Allah’ım! Sabır ver bana, yüreğim çok daralıyor
Almıyor aklım şaşkınım, dünyada neler oluyor
Ne ister ki bu insanlar, her biri nefret soluyor
Yalnız senden bekliyorum, inayet ve mağfireti.
Allah’ım! Akıl ver bana, çözeyim bunca zulmeti
Güçlüğüm var anlayamam, aymazlık ve garabeti
Gömülmüş kalpler zindana, bırakmaz elden gafleti
Yalnız senden bekliyorum, yüreğimde selameti.
Allah’ım! Üzgünüm dilden, yakıyor içimi dertler
Her nimeti sundun bize, neden anlamaz yürekler
Zikirle şükretmek için, bilmem ki neyi bekler
Yalnız senden bekliyorum, rahmet ve bereketi.
Allah’ım! Bu kadar mı ki, azgınlık almış yürümüş
Mazide kalmış sevgiler, gözleri nefret bürümüş
Çılgınca kararmış kalpler, defterler çoktan dürülmüş
Yalnız senden bekliyorum, günahkara ver illeti.
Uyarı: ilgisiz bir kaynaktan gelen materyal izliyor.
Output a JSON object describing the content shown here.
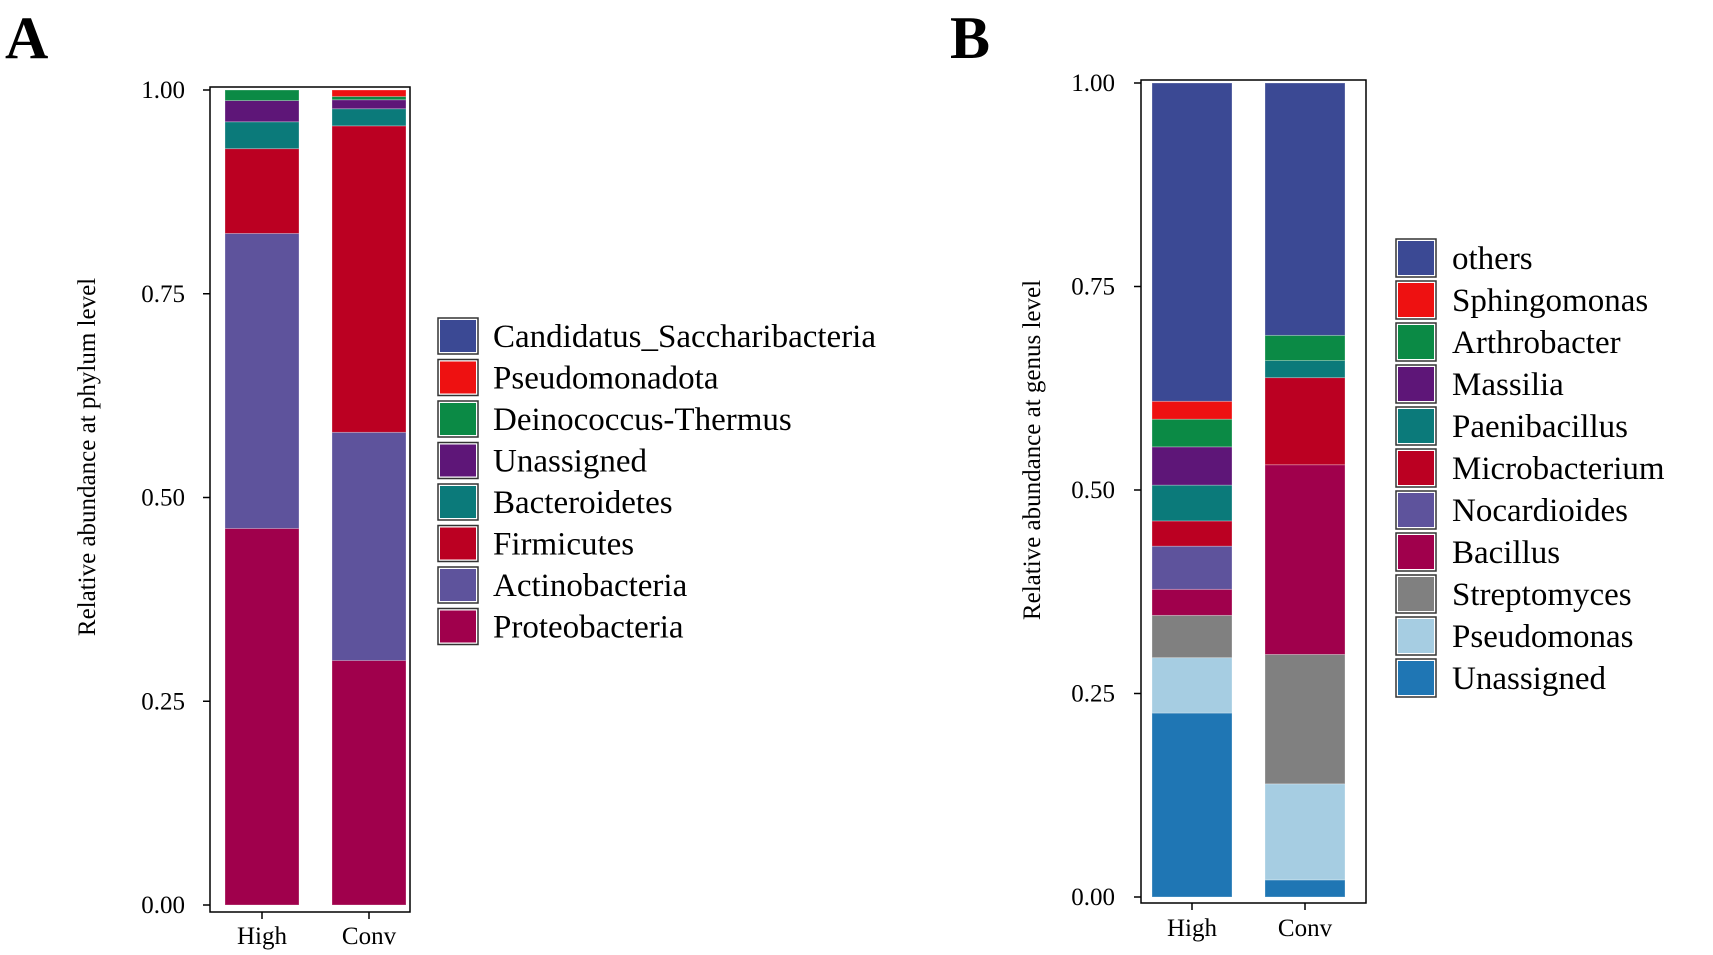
{
  "chart_data": [
    {
      "panel": "A",
      "type": "bar",
      "stacked": true,
      "title": "",
      "xlabel": "",
      "ylabel": "Relative abundance at phylum level",
      "ylim": [
        0,
        1
      ],
      "yticks": [
        "0.00",
        "0.25",
        "0.50",
        "0.75",
        "1.00"
      ],
      "categories": [
        "High",
        "Conv"
      ],
      "series": [
        {
          "name": "Proteobacteria",
          "color": "#a0004c",
          "values": [
            0.462,
            0.3
          ]
        },
        {
          "name": "Actinobacteria",
          "color": "#5e539c",
          "values": [
            0.362,
            0.28
          ]
        },
        {
          "name": "Firmicutes",
          "color": "#bb0022",
          "values": [
            0.104,
            0.376
          ]
        },
        {
          "name": "Bacteroidetes",
          "color": "#0b7a7a",
          "values": [
            0.033,
            0.021
          ]
        },
        {
          "name": "Unassigned",
          "color": "#5e1678",
          "values": [
            0.026,
            0.011
          ]
        },
        {
          "name": "Deinococcus-Thermus",
          "color": "#0b8a45",
          "values": [
            0.013,
            0.004
          ]
        },
        {
          "name": "Pseudomonadota",
          "color": "#ee1111",
          "values": [
            0.0,
            0.008
          ]
        },
        {
          "name": "Candidatus_Saccharibacteria",
          "color": "#3b4994",
          "values": [
            0.0,
            0.0
          ]
        }
      ],
      "legend_order": [
        "Candidatus_Saccharibacteria",
        "Pseudomonadota",
        "Deinococcus-Thermus",
        "Unassigned",
        "Bacteroidetes",
        "Firmicutes",
        "Actinobacteria",
        "Proteobacteria"
      ],
      "legend_position": "right"
    },
    {
      "panel": "B",
      "type": "bar",
      "stacked": true,
      "title": "",
      "xlabel": "",
      "ylabel": "Relative abundance at genus level",
      "ylim": [
        0,
        1
      ],
      "yticks": [
        "0.00",
        "0.25",
        "0.50",
        "0.75",
        "1.00"
      ],
      "categories": [
        "High",
        "Conv"
      ],
      "series": [
        {
          "name": "Unassigned",
          "color": "#1f76b4",
          "values": [
            0.226,
            0.021
          ]
        },
        {
          "name": "Pseudomonas",
          "color": "#a6cde2",
          "values": [
            0.068,
            0.118
          ]
        },
        {
          "name": "Streptomyces",
          "color": "#808080",
          "values": [
            0.052,
            0.159
          ]
        },
        {
          "name": "Bacillus",
          "color": "#a0004c",
          "values": [
            0.032,
            0.233
          ]
        },
        {
          "name": "Nocardioides",
          "color": "#5e539c",
          "values": [
            0.053,
            0.0
          ]
        },
        {
          "name": "Microbacterium",
          "color": "#bb0022",
          "values": [
            0.031,
            0.107
          ]
        },
        {
          "name": "Paenibacillus",
          "color": "#0b7a7a",
          "values": [
            0.044,
            0.021
          ]
        },
        {
          "name": "Massilia",
          "color": "#5e1678",
          "values": [
            0.047,
            0.0
          ]
        },
        {
          "name": "Arthrobacter",
          "color": "#0b8a45",
          "values": [
            0.034,
            0.031
          ]
        },
        {
          "name": "Sphingomonas",
          "color": "#ee1111",
          "values": [
            0.022,
            0.0
          ]
        },
        {
          "name": "others",
          "color": "#3b4994",
          "values": [
            0.391,
            0.31
          ]
        }
      ],
      "legend_order": [
        "others",
        "Sphingomonas",
        "Arthrobacter",
        "Massilia",
        "Paenibacillus",
        "Microbacterium",
        "Nocardioides",
        "Bacillus",
        "Streptomyces",
        "Pseudomonas",
        "Unassigned"
      ],
      "legend_position": "right"
    }
  ]
}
Allah’ım! Affet cürmümü, isyanım var düşmanına
Rasul’üne dil uzatmış, koymayız bunu yanına
Akdin var dokunamazlar, kainatta Kitab’ına
Artık senden bekliyorum, yak kahrınla dalaleti...
(12.02.2006)
Burhanettin Akdağ
Bu şiire, yazdığım bir şiirimle yorum getirmek istedim izninizle.
Selam ve saygılarımla.
TÜM YORUMLAR (3)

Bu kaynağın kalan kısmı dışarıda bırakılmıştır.